Walaupun di dalam Inpres No. 15
Tahun 1970, pengharmonisasian, pembulatan, dan pemantapan konsepsi RUU tidak
disebutkan secara tegas dan jelas. Penulis beranggapan bahwa di dalam materi
Instruksi Presiden tersebut telah mengatur mengenai mekanisme
pengharmonisasian, pembulatan, dan pemantapan konsepsi RUU. Hal itu di dasarkan
kepada bunyi Pasal 3, 4, dan Pasal 5 yaitu adanya suatu forum konsultasi dan
koordinasi antara Departemen/Lembaga Pemerintah pemrakarsa RUU dengan
Departemen/Lembaga Pemerintah yang berhubungan erat dengan materi RUU yang akan
diatur, sebagai suatu mekanisme pengharmonisasian, pembulatan, dan pemantapan
konsepsi RUU. Hal ini kemudian diadaptasi oleh Keputusan Presiden Nomor 188
Tahun 1998 tentang Tata Cara Mempersiapkan Rancangan Undang-Undang dan
Undang-Undang Nomor 10 Tahun 2004 tentang Pembentukan Peraturan
Perundang-undangan.
Dengan berlakunya Keputusan
Presiden Nomor 188 Tahun 1998 tentang Tata Cara Mempersiapkan Rancangan
Undang-Undang, Instruksi Presiden Nomor 15 Tahun 1997 tentang
Mempersiapkan Rancangan Undang-Undang dan Rancangan Peraturan Pemerintah
Republik Indonesia sudah tidak berlaku lagi.
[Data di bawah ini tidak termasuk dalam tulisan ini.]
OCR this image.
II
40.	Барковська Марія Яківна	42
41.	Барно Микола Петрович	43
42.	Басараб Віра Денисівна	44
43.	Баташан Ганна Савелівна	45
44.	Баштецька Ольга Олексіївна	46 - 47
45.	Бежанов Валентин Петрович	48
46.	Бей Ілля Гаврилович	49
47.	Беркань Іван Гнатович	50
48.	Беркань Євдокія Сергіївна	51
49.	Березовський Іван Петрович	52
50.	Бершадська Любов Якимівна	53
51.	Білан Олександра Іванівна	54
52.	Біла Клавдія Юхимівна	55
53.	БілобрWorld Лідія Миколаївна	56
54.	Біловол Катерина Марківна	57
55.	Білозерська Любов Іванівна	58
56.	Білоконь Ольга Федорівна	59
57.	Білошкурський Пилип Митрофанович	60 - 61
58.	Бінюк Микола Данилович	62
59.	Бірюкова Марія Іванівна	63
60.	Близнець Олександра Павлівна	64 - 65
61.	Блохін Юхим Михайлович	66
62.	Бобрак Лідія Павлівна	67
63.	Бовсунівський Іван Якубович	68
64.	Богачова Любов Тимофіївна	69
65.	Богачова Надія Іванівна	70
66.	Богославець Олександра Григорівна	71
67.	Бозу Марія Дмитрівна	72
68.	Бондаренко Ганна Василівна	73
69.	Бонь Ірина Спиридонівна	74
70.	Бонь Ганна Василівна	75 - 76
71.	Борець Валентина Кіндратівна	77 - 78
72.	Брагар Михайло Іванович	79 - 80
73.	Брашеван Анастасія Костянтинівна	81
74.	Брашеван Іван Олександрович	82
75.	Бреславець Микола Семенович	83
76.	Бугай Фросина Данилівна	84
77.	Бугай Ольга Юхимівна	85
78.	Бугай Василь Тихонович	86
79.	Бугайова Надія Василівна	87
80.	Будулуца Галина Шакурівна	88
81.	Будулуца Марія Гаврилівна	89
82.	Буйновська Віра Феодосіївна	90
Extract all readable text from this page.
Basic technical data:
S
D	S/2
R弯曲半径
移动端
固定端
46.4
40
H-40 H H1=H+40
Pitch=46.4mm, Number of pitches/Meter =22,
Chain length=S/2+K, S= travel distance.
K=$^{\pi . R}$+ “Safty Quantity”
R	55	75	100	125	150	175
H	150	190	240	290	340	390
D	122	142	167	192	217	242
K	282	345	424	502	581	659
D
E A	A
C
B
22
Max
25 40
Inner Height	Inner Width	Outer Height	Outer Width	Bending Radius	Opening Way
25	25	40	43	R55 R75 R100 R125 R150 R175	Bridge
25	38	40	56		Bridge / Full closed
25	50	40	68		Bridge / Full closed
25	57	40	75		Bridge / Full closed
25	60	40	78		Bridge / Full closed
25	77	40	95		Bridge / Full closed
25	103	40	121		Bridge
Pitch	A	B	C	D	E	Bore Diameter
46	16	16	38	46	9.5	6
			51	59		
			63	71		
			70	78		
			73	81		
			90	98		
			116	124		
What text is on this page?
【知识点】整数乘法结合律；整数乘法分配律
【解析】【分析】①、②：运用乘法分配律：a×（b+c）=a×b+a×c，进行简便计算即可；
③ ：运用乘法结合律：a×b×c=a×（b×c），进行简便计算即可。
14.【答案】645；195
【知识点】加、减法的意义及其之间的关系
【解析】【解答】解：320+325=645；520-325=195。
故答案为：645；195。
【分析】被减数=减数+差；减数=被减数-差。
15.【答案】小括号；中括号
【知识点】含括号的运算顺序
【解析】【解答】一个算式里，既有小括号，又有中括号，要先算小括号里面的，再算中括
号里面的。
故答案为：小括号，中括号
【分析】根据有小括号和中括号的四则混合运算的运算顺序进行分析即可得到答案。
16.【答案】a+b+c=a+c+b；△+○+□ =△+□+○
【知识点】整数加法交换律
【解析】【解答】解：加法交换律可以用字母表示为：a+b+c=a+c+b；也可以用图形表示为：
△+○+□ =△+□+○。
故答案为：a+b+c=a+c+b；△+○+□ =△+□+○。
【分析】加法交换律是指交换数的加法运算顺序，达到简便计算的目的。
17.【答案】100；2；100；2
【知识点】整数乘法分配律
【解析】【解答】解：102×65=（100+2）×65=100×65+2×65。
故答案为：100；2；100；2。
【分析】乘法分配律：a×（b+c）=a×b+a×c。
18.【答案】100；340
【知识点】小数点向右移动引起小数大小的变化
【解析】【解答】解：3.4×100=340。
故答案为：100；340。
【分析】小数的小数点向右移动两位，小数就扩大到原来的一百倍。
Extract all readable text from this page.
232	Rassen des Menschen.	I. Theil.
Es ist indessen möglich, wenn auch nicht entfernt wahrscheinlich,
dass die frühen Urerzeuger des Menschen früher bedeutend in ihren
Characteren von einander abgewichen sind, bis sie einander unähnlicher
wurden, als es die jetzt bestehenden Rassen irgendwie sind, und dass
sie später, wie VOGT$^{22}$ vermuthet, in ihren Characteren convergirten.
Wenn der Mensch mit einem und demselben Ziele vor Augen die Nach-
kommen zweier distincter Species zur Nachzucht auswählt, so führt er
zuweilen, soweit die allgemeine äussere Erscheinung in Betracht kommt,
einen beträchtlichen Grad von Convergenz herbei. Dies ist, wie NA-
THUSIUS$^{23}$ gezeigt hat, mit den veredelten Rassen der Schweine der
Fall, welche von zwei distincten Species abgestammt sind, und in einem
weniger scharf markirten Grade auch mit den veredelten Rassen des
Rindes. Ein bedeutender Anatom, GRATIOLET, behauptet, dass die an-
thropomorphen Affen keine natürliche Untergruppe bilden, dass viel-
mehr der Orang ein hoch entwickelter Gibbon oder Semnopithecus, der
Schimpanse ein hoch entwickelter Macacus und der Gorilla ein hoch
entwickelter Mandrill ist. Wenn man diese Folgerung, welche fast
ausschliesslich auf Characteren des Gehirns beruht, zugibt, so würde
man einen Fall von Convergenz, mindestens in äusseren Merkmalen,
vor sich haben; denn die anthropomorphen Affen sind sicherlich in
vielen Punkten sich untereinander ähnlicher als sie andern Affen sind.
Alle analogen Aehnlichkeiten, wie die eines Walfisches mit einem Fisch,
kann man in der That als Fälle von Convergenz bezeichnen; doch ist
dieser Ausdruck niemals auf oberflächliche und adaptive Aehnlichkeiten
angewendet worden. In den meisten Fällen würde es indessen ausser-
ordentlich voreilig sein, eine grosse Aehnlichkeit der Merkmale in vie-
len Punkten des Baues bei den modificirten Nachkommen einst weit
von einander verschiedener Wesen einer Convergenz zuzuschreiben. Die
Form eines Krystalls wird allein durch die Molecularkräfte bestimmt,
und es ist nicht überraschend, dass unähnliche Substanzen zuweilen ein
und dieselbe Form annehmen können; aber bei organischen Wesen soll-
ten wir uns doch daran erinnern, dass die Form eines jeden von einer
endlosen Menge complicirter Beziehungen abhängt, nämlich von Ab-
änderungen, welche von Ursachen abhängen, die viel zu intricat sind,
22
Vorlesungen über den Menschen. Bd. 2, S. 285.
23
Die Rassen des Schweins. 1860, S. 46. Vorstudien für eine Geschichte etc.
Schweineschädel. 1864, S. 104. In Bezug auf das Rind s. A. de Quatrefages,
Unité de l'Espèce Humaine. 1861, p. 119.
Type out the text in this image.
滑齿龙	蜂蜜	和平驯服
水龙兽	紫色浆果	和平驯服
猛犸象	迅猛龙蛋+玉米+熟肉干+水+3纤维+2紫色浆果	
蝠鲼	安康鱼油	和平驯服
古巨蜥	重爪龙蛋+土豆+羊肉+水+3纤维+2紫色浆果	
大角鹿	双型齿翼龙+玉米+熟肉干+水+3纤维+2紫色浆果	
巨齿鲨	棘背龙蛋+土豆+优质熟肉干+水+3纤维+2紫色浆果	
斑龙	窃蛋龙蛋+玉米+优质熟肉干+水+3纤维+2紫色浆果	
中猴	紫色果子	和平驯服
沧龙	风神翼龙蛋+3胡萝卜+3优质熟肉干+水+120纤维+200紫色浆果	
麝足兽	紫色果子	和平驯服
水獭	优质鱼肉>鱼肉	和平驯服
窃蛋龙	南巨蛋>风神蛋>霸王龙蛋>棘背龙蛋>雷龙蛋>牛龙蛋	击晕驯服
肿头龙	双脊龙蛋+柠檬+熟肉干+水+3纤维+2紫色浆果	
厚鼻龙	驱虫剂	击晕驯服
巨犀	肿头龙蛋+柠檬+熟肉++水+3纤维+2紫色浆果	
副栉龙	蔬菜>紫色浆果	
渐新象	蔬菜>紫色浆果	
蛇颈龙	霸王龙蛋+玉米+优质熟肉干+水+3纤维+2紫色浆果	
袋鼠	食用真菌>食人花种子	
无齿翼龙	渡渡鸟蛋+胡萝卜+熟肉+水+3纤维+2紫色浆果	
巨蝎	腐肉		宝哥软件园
Keputusan Presiden Nomor 188 Tahun
1998 sebagai penyempurna dari Inpres No. 15 Tahun 2007 menghendaki perlunya
harmonisasi peraturan perundang-undangan. Keppres No. 188 Tahun 1998 lahir
sebelum dilakukannya perubahan terhadap UUD 1945, sehingga perlu dilakukan
penyempurnaan atau perubahan. Hal tersebut berkaitan dengan terjadinya
perubahan dalam UUD 1945 yang berkaitan dengan lembaga pembentuk peraturan
perundang-undangan.
Ketentuan yang mengatur mengenai
harmonisasi dalam pembentukan undang-undang di dalam Keppres No. 188 Tahun
1998, diatur dalam Pasal 2 yang menyatakan bahwa:
“Dalam rangka pengharmonisasi,
pembulatan dan pemantapan konsepsi yang akan dituangkan dalam Rancangan
Undang-undang, Menteri atau Pimpinan Lembaga pemrakarsa penyusunan Rancangan
Undang-undang wajib mengkonsultasikan terlebih dahulu konsepsi tersebut dengan
Menteri Kehakiman serta Pimpinan Lembaga lainnya yang terkait.”
Proses harmonisasian, pembulatan
dan pemantapan konsepsi yang akan dituangkan dalam RUU dikonsultasikan terlebih
dahulu dengan Menteri Kehakiman serta Pimpinan Lembaga lainnya yang terkait
dengan RUU tersebut.
Keputusan Presiden Nomor 188
Tahun 1998 sudah secara tegas dan jelas dalam mengatur proses
pengharmonisasian, pembulatan dan pemantapan dalam pembentukan undang-undang.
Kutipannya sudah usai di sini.